Patriotism & The Hindu
Invocation: The Verse of Rama
"Api Swarnamayi Lanka na me rochayate Lakshmanah,
Janani janmabhumishcha swargadapi gariyasi."
["This golden Lanka does not interest me, Lakshmana.One's mother and motherland are higher than the highest heavens"]
Shri Rama’s words shine across the ages like an echo in the soul of this land. His refusal of golden Lanka is not rejection, but remembrance. He turns homeward not from poverty of desire, but from fullness of belonging. To him, janmabhūmi is not territory - it is truth.
The Hindu loves the land, not because it is his, but because he belongs to it.
He is born of her dust and drawn by her silence. His breath carries the scent of her rain; his bones remember her rivers. He does not stand upon the land as master, but within it, as flame within the lamp.
The Sacred Relationship
In the Rig Veda, the world is bound by a hidden rhythm: ṛtaṁ ca satyaṁ cābhīd dhāt tapaso ’dhyajāyata. “From the heat of creation arose the order of truth.”
To live in harmony with ṛta is Dharma; to stray from it is adharma. Patriotism, then, is not sentiment, but the recognition of ṛta within one’s home-country. To protect one’s land is to guard the cosmic rhythm that sustains it.
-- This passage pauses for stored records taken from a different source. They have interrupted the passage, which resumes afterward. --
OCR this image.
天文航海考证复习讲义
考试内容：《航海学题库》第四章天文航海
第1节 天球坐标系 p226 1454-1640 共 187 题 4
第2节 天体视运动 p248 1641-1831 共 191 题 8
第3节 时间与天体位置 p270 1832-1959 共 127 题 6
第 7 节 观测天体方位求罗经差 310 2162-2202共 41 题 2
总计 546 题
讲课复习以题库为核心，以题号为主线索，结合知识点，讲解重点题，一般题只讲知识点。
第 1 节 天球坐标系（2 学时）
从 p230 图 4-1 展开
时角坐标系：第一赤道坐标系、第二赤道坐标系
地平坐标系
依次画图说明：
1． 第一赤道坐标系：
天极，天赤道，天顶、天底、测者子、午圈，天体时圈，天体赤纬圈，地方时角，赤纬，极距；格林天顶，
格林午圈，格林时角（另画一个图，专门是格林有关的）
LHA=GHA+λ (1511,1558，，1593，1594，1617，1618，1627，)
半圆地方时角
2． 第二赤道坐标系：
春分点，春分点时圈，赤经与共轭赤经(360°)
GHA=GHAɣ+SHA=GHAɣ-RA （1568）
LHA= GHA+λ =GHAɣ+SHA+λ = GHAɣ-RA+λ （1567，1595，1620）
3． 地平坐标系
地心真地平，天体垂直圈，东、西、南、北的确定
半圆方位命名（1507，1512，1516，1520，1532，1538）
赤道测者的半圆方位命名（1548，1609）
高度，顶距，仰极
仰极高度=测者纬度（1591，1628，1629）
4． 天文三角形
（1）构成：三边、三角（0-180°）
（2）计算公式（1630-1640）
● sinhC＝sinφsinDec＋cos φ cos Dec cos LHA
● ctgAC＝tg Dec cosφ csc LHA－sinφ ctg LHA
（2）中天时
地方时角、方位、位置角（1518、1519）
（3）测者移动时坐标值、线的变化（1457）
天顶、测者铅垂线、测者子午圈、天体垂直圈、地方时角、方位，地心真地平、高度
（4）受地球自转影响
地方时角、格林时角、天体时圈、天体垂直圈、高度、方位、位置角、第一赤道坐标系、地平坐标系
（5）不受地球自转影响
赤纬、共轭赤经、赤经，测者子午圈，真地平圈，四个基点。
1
The Upanishads whisper: yasmin sarvāṇi bhūtāni ātmanyevānupaśyati... “"He who constantly sees all living beings in the Self and the Self in all beings, thereafter feels no hatred for anything".
The nation, for the Hindu, is not external geography. It is the self, made visible. Its borders are not drawn in ink but in consciousness.
The Voices of Dharma
Tilak once said in Benares: “Religion is an element in nationality. The word Dharma means a tie - to connect the soul with God, and man with man.”
To him, the political was sacred duty, and freedom (Swaraj) was not merely governance but Karma-Yoga - The realization of Dharma through action.
Aurobindo saw Tilak as “the first political leader to restore continuity to the national life.” For him, nationalism was sādhanā. To serve the Mother was to serve the Divine. He wrote: “When you work for the Mother, you are doing yoga.”
Bipin Chandra Pal called India “the living soul of Sanatana Dharma.” To awaken her was to awaken oneself. Theirs was not nationalism in the European sense. It was the re-emergence of Dharma after centuries of silence.
The Breath of Compassion
From the Buddha came tenderness. His Dhammapada resounds: Sabbe sattā sukhi hontu - “May all beings be happy.” (Sarve sada Sukhi Bhavantu)
The King Ashoka carved this truth into stone: “All men are my children. I desire their welfare and happiness both in this world and in the next.”
Where the Vedic mind saw cosmic order, the Buddhist heart saw boundless empathy. Together they wove the fabric of Indian civilization - a harmony of duty and compassion. The Neo-Hindu thinkers would later breathe both into a single flame.
The Neo-Hindu Churning
When Vivekananda thundered that “Each nation has its mission; ours is spirituality,” he was not preaching isolation. He was remembering his inheritance.
He saw India’s poverty not as curse but as a challenge to translate her inner wealth into outer strength. He said, “The first sign of religion is cheerfulness, the second, feeling one with the universe.” That was patriotism: to feel one with the universe through the nation that mirrors it.
Aurobindo deepened this vision: “India cannot perish because her soul is eternal.” For him, the land was Punya Bhumi - a sacred field where humanity learns self-mastery. In her awakening lies the evolution of all mankind.
The Eternal Belonging
For the Hindu, the nation is not made by conquest or contract but by smṛti, the remembrance of shared truth. Its essence is continuity. Mountains, rivers, forests - all are lines in the same drawing. As he bows to the Ganga, he bows to memory itself.
This love is not pride but participation, not noise but nearness. Patriotism becomes prayer; citizenship becomes service.
To see oneself in the land and the land in oneself - this is the Hindu’s patriotism.
The Return
Sometimes, standing on this land that named our civilization, one feels what Rama must have felt - the ache to return. That longing itself is worship. The Hindu’s patriotism is not the cry of victory but the silence of remembrance.
"I love this land not because it is mine, but because I am hers."
Her thought, her language, her longing, her light. And in that belonging, my love becomes eternal.